Sample Blink code with serial printing.

/*
  Blink

  Turns an LED on for one second, then off for one second, repeatedly.

  Most Arduinos have an on-board LED you can control. 

  modified further 11 June 2022 for Lora32u4

  original:
  https://www.arduino.cc/en/Tutorial/BuiltInExamples/Blink
*/

// the setup function runs once when you press reset or power the board
void setup() {
  // this is a simple way to do it, in which if the serial monitor on the PC isn't opened, the rest of the sketch won't run.
  //while(!Serial);

  // this is another simple way, but the sketch will run after 2.5 seconds, no matter what.
  //delay(2500);

  // now start Serial.
  //Serial.begin(115200);
  //Serial.println("started Serial");

  
  // initialize digital pin LED_BUILTIN as an output.
  pinMode(LED_BUILTIN, OUTPUT);
}

// 3. more useful way of using Serial with this device.
#define mySerialPrint(x) {if (serialStarted) Serial.print(x);}
#define mySerialPrintln(x) {if (serialStarted) Serial.println(x);}

int r = 0; // use to test whether `loop()` works even if the monitor is closed.
bool serialStarted = false; // use to ensure that `Serial.begin()` happens only once.

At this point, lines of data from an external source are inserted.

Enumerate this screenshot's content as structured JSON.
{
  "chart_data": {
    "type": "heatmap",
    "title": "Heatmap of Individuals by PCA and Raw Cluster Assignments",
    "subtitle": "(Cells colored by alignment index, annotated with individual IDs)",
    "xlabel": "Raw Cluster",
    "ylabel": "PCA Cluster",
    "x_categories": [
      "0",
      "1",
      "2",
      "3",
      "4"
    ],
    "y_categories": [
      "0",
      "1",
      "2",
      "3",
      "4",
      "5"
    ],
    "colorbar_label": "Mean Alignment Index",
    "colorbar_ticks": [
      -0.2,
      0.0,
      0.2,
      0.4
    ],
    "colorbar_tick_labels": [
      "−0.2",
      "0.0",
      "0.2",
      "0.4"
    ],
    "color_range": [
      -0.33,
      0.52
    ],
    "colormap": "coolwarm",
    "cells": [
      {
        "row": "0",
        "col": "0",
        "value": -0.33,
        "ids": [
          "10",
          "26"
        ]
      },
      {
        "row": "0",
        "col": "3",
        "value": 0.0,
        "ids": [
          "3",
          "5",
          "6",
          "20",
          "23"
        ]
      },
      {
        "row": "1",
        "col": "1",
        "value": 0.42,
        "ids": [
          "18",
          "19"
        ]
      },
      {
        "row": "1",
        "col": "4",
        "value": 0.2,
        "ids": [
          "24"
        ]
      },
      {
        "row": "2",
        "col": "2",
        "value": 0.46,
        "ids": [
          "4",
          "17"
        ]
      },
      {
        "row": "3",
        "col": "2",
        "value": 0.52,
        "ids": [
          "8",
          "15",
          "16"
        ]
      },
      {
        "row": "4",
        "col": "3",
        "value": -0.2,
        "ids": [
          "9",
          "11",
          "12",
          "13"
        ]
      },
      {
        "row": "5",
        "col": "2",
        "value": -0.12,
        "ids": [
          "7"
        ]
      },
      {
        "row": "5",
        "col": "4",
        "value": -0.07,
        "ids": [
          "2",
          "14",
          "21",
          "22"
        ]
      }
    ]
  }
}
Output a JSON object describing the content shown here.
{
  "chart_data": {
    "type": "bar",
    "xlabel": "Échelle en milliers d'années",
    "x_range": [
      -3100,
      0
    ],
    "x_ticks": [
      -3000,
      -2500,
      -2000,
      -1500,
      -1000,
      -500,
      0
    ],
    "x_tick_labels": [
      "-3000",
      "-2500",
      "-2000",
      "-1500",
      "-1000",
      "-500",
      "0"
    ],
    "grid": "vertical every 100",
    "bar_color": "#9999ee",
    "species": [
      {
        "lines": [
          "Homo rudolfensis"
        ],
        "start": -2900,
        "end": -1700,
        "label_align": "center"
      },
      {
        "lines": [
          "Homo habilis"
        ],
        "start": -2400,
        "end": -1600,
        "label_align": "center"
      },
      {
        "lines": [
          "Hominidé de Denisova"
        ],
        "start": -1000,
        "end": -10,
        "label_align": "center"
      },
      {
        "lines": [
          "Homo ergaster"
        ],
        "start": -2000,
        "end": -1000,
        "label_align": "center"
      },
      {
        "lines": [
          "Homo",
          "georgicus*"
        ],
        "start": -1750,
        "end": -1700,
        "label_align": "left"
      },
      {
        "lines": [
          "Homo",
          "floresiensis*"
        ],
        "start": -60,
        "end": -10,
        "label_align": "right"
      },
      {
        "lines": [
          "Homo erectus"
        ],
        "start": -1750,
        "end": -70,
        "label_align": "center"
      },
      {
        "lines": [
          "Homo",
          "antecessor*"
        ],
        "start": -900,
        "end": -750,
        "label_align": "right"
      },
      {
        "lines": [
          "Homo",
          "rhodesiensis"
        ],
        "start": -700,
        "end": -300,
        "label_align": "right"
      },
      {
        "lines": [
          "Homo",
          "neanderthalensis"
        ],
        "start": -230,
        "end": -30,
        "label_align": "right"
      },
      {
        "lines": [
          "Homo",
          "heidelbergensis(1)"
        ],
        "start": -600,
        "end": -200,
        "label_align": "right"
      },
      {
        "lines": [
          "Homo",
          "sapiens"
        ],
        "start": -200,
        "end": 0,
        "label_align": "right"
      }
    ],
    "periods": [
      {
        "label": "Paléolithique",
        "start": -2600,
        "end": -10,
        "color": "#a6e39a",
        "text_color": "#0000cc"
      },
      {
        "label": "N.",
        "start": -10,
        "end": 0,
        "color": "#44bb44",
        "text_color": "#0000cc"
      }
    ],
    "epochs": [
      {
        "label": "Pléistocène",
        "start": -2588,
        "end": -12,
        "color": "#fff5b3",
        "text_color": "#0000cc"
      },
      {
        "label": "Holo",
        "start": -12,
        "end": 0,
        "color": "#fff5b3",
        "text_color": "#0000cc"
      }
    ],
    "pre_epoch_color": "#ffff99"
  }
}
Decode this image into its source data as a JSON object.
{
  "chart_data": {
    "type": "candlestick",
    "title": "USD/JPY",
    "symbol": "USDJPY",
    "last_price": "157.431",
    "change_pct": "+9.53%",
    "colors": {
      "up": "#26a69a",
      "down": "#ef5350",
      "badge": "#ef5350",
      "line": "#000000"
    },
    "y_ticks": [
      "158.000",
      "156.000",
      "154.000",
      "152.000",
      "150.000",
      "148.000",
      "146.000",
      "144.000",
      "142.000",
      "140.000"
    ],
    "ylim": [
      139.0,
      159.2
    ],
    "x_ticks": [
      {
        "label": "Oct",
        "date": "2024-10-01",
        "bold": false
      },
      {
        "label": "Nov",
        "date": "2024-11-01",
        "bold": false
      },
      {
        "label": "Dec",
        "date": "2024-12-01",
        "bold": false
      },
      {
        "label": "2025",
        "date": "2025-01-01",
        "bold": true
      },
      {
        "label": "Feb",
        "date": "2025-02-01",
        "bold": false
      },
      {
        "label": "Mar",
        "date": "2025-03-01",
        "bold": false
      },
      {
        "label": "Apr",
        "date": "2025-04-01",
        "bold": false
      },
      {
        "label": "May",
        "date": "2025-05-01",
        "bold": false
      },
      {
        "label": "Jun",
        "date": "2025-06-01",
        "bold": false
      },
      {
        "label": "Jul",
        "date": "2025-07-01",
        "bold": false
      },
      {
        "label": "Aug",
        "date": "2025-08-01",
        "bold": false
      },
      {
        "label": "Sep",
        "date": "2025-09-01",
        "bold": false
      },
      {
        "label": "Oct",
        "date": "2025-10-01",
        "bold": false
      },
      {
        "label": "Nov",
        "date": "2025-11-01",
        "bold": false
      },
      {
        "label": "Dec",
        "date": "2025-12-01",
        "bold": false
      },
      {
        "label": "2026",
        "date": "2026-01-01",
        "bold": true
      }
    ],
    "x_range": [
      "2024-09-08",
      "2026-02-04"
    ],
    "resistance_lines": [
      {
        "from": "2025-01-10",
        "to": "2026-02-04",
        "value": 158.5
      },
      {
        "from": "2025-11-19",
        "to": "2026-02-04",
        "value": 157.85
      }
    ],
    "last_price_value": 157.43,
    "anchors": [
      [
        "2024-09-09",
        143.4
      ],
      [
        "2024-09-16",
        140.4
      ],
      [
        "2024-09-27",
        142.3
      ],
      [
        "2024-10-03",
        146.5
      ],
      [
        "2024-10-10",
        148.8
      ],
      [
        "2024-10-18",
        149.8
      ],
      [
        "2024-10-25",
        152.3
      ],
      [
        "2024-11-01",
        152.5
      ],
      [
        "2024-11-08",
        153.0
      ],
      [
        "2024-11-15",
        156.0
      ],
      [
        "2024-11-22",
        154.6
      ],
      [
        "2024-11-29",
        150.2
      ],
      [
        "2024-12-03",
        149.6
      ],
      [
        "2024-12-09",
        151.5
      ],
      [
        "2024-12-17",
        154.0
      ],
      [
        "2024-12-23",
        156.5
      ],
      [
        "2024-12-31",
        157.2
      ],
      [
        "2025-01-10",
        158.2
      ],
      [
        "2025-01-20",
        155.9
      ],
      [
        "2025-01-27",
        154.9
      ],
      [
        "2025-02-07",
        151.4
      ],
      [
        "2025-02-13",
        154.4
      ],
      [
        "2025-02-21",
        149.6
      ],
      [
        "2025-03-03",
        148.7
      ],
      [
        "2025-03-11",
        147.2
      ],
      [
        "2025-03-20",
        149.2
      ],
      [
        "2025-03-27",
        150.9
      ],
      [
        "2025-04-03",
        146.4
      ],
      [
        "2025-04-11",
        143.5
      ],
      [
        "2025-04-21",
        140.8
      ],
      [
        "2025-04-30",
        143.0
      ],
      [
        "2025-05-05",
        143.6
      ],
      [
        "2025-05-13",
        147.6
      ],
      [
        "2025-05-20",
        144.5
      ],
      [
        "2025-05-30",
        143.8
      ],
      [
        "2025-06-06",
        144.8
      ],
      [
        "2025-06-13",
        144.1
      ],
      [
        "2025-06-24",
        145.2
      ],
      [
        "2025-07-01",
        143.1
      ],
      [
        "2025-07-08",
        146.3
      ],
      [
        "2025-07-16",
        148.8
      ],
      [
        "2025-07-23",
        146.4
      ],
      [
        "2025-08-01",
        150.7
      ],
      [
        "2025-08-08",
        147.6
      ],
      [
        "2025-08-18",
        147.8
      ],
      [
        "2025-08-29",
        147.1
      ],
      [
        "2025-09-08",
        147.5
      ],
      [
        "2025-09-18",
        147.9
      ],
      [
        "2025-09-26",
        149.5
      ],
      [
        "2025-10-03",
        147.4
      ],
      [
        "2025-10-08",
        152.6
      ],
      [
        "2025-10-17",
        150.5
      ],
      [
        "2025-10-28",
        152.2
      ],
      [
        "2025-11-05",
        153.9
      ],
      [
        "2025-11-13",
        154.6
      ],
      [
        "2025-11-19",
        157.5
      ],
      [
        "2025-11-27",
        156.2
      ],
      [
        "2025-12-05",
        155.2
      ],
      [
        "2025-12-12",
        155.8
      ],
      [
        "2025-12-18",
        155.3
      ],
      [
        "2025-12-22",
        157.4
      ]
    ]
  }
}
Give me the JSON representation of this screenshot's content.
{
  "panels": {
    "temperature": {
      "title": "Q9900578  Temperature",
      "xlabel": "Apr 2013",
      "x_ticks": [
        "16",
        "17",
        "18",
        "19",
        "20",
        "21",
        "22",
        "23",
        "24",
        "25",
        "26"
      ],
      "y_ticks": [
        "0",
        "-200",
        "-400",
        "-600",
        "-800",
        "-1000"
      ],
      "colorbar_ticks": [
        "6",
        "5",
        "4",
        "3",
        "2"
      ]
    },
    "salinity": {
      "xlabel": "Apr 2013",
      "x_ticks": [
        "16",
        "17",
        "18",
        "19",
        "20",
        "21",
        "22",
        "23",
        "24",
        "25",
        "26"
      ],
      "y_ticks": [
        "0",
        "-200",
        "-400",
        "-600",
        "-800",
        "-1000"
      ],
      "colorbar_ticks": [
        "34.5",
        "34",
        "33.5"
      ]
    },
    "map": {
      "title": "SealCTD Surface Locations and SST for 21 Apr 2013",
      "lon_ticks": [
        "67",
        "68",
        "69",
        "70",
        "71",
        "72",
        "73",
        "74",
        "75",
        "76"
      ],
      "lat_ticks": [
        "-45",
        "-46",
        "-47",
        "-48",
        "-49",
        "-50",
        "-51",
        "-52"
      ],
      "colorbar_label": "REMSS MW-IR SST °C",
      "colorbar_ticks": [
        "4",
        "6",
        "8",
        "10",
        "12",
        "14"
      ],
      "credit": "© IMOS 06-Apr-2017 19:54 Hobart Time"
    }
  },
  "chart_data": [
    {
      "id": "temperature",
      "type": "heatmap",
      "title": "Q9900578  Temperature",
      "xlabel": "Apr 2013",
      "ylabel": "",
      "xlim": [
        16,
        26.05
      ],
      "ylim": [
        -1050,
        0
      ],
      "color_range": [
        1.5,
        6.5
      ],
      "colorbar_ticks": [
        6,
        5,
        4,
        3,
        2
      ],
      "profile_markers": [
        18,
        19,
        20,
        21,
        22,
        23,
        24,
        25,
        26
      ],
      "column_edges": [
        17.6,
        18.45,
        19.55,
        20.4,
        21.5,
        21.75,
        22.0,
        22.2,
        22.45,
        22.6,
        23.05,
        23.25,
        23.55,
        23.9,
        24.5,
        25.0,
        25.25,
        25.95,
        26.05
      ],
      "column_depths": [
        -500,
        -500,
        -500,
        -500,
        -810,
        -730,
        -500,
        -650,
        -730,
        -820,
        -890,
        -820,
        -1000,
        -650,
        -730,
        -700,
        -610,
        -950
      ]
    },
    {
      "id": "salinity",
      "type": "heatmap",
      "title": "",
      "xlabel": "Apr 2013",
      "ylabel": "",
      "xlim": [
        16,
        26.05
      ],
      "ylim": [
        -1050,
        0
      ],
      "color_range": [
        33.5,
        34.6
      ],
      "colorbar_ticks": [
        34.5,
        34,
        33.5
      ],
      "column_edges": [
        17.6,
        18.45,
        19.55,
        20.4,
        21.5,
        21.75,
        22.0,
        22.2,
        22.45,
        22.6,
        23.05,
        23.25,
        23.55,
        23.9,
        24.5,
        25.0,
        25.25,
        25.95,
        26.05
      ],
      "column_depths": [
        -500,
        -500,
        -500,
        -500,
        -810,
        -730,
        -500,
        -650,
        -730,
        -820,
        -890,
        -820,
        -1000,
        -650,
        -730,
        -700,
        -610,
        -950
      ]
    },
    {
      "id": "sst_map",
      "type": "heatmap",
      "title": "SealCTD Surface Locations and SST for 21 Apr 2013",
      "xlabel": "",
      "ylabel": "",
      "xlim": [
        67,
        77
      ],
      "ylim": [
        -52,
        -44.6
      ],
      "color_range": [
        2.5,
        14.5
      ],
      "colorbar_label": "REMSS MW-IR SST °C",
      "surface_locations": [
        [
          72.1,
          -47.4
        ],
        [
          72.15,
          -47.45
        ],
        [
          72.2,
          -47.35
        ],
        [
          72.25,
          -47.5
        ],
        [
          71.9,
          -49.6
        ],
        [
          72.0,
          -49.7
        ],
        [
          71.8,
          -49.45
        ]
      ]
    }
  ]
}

// the loop function runs over and over again forever
void loop() {
  if ((Serial) && (!serialStarted)) {
    Serial.begin(115200);
    serialStarted = true;
    Serial.println("Serial started");
  }

  r++;
  
  digitalWrite(LED_BUILTIN, HIGH);   // turn the LED on (HIGH is the voltage level)
  delay(200);                       // wait for a second
  digitalWrite(LED_BUILTIN, LOW);    // turn the LED off by making the voltage LOW
  delay(200);                       // wait for a second
  mySerialPrint("Hello ");
  mySerialPrintln(r);
}

Appendix 2.

Device not migrated event details:

Device USB\VID_239A&PID_800C&MI_00\6&28ce87a1&0&0000 was not migrated due to partial or ambiguous match.

Last Device Instance Id: USB\VID_05C6&PID_9091&MI_00\6&8576b09&0&0000
Class Guid: {4d36e978-e325-11ce-bfc1-08002be10318}
Location Path: PCIROOT(0)#PCI(1400)#USBROOT(0)#USB(2)#USBMI(0)
Migration Rank: 0xF000FFFFFFFF0022
Present: false
Status: 0xC0000719

References
Good explanation:

Whilst well documented, any LoRaWAN solution based on the ATmega32 is always going to be problematic to develop with and configure for memory use.

So anyone finding this thread, please consider this as a last resort - if you can get even an ATmega328 you will be better served.

Just don’t and get some more recent 32-bit MCU based board with more memory and flash.